The next time they go to the mall, they meet some older boys who want them to go to the same movie that they are seeing, but Jill, the third friend, doesn't want to go with the boys - she's the least mature of the three and is not ready for boys yet. Later, Connie and Laura want to go to the burger joint across the road, but Jill won't go, so the next day Connie and Laura go to the mall and the burger joint without Jill.
Throughout this, Connie is having problems with her mom, dad, and 24 year-old sister June, who still lives at home and whom everyone thinks is the perfect child.
Connie starts to date boys without her parents' knowledge and runs into an older man who acts like he is one of the teenagers. The ending of the story is much more ambigious than the movie.
The review of this Movie prepared by Christina Spiros
Connie (Dern) is a typical disaffected 15-year-old girl who lives in a Northern California suburb and is starting to feel the stirring of her adult feminine powers.

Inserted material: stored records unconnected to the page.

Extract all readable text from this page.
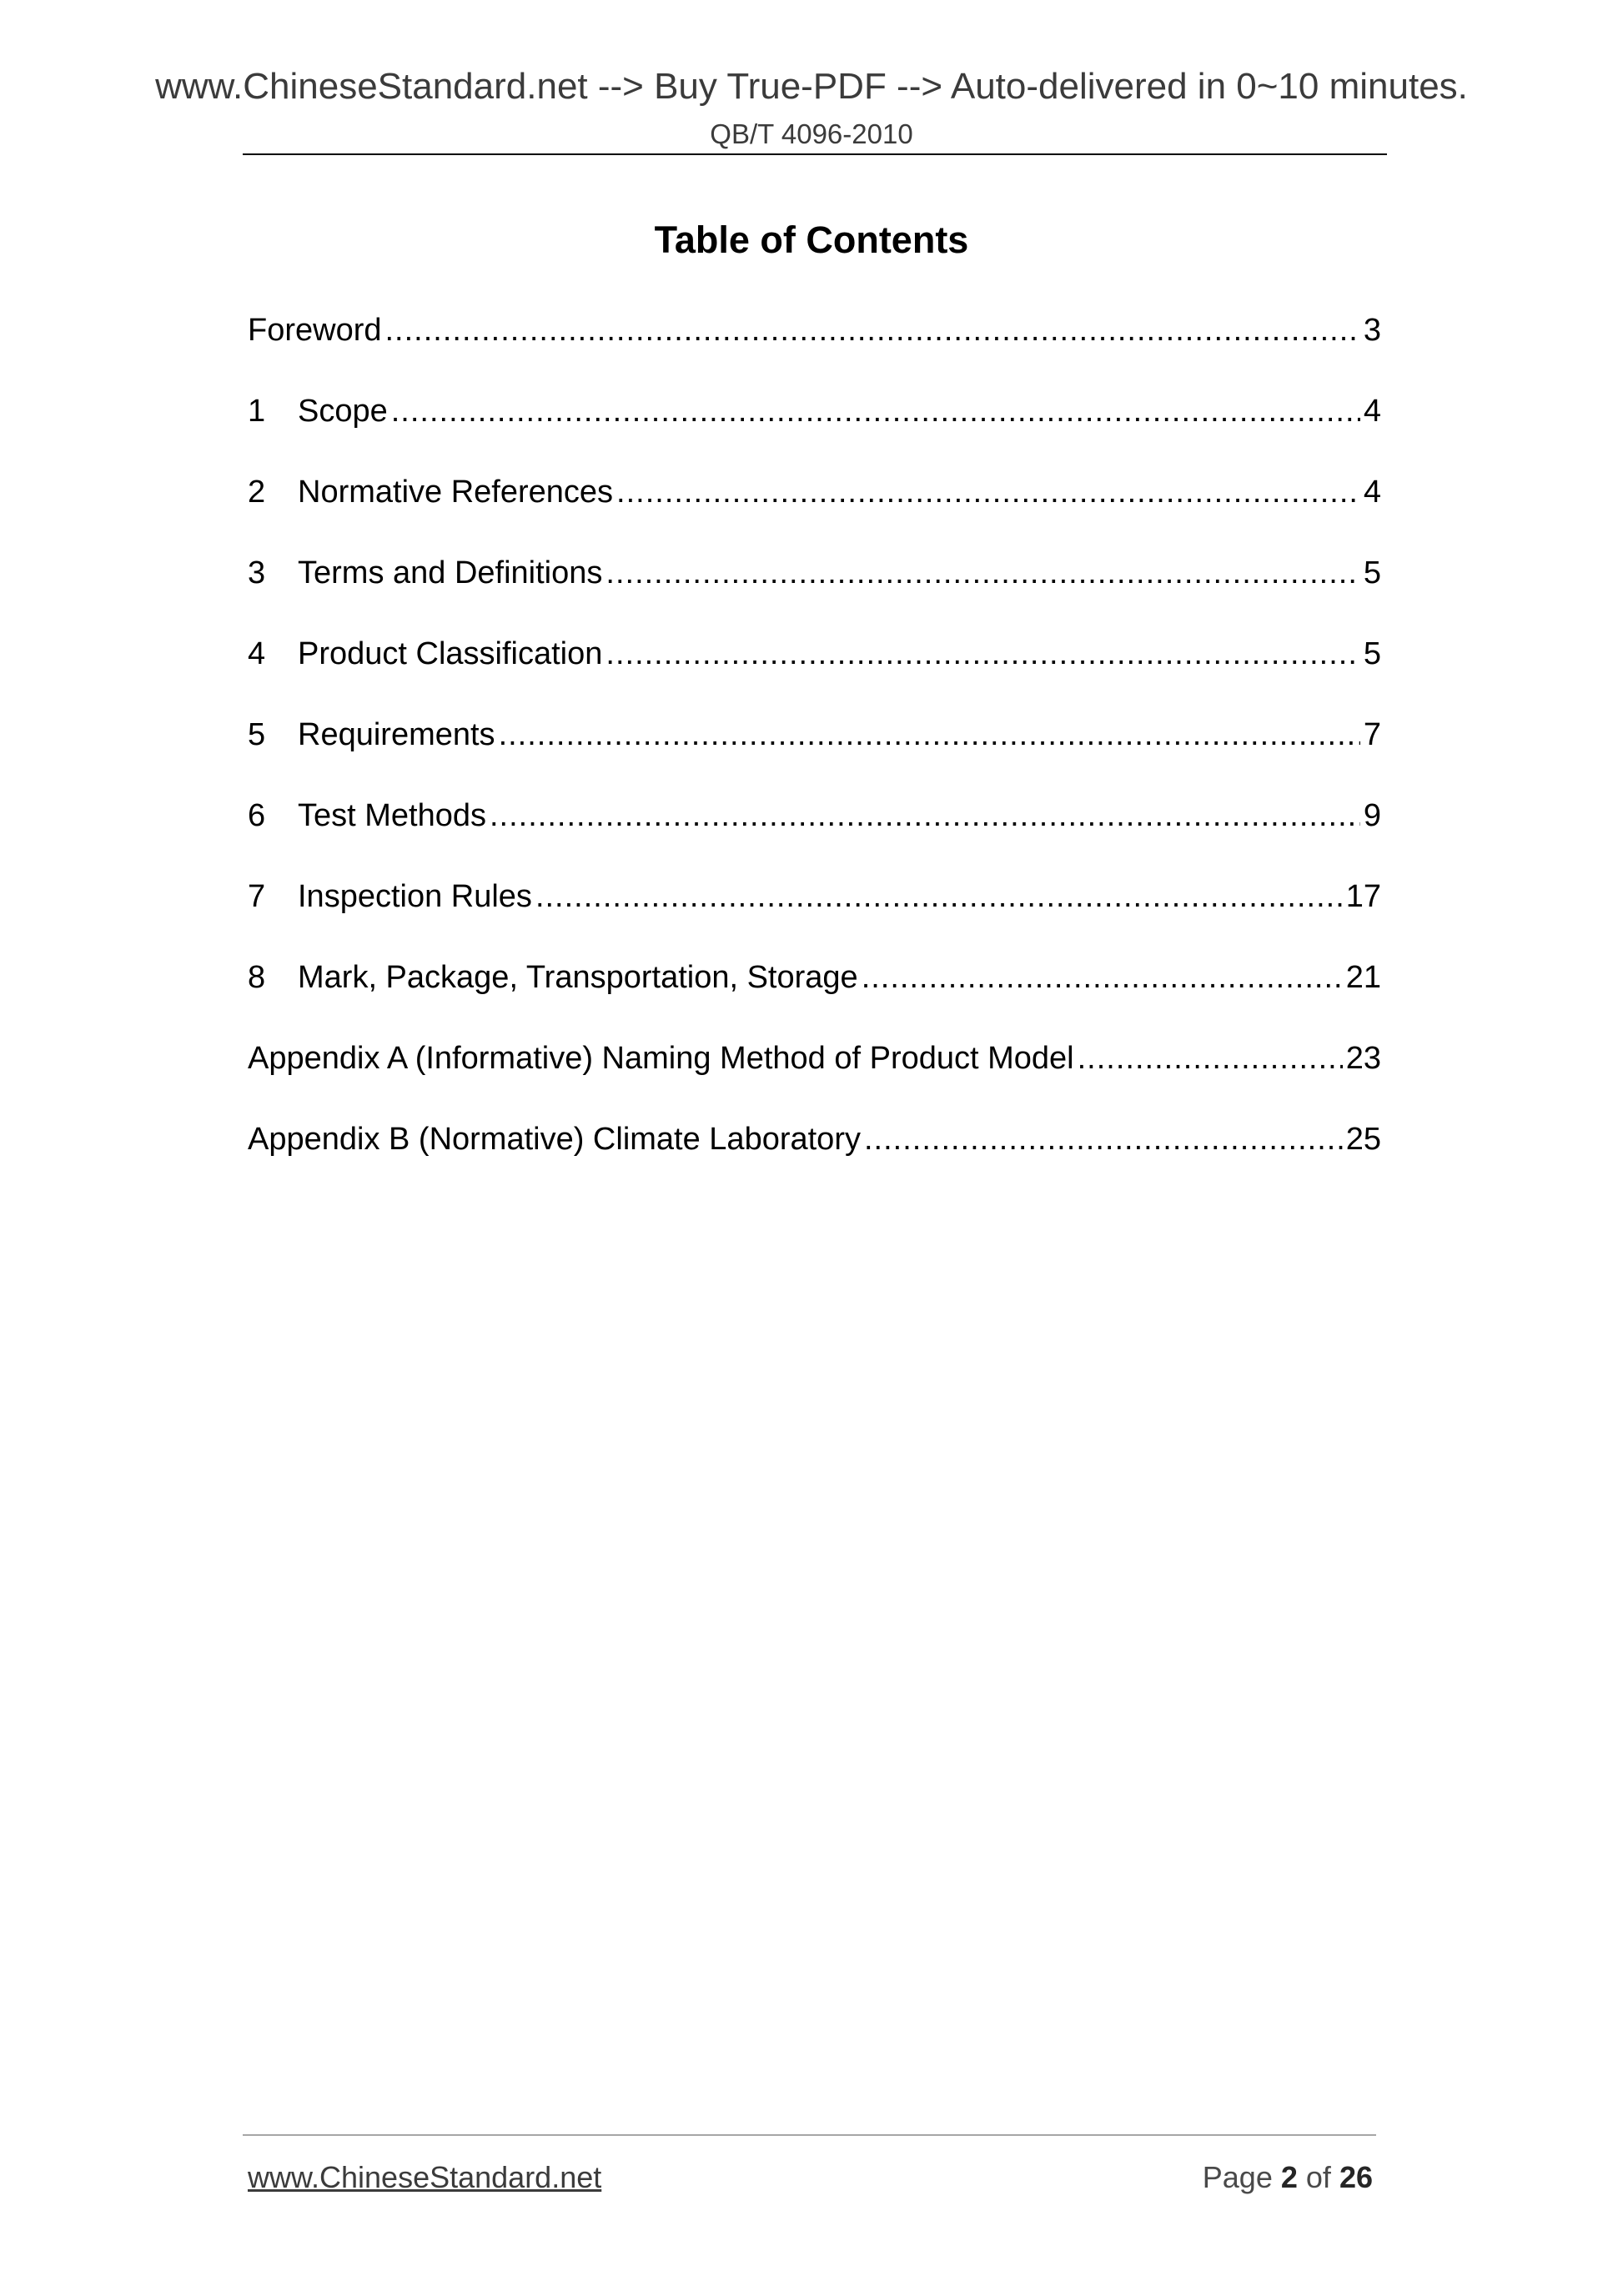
www.ChineseStandard.net --> Buy True-PDF --> Auto-delivered in 0~10 minutes.
QB/T 4096-2010
Table of Contents
Foreword .....	3
1	Scope .....	4
2	Normative References .....	4
3	Terms and Definitions .....	5
4	Product Classification .....	5
5	Requirements .....	7
6	Test Methods .....	9
7	Inspection Rules .....	17
8	Mark, Package, Transportation, Storage .....	21
Appendix A (Informative) Naming Method of Product Model .....	23
Appendix B (Normative) Climate Laboratory .....	25
www.ChineseStandard.net	Page 2 of 26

She fights with her mom, hangs out with friends, and generates a little heat with boys who pursue her. An unexpected encounter with older man, a real smooth talker named Arnold Friend (Williams), who seems to know just where she's at and how to get to her, pushes Connie to make a huge and ambivalent leap into adulthood with all its mixed rewards. Joyce Chopra directed this small, independent 1985 feature based on a short story by Joyce Carol Oates called "Where Are You Going, Where Have You Been." It's not a particularly momentous or thrilling story, but Williams, 18-year-old Dern, and Mary Kay Place as her worried but powerless mother, do a job of bringing this small tragedy (with a tidy tacked-on resolution not in keeping with its source). Watch for Levon Helm, drummer and vocalist with The Band, as the father.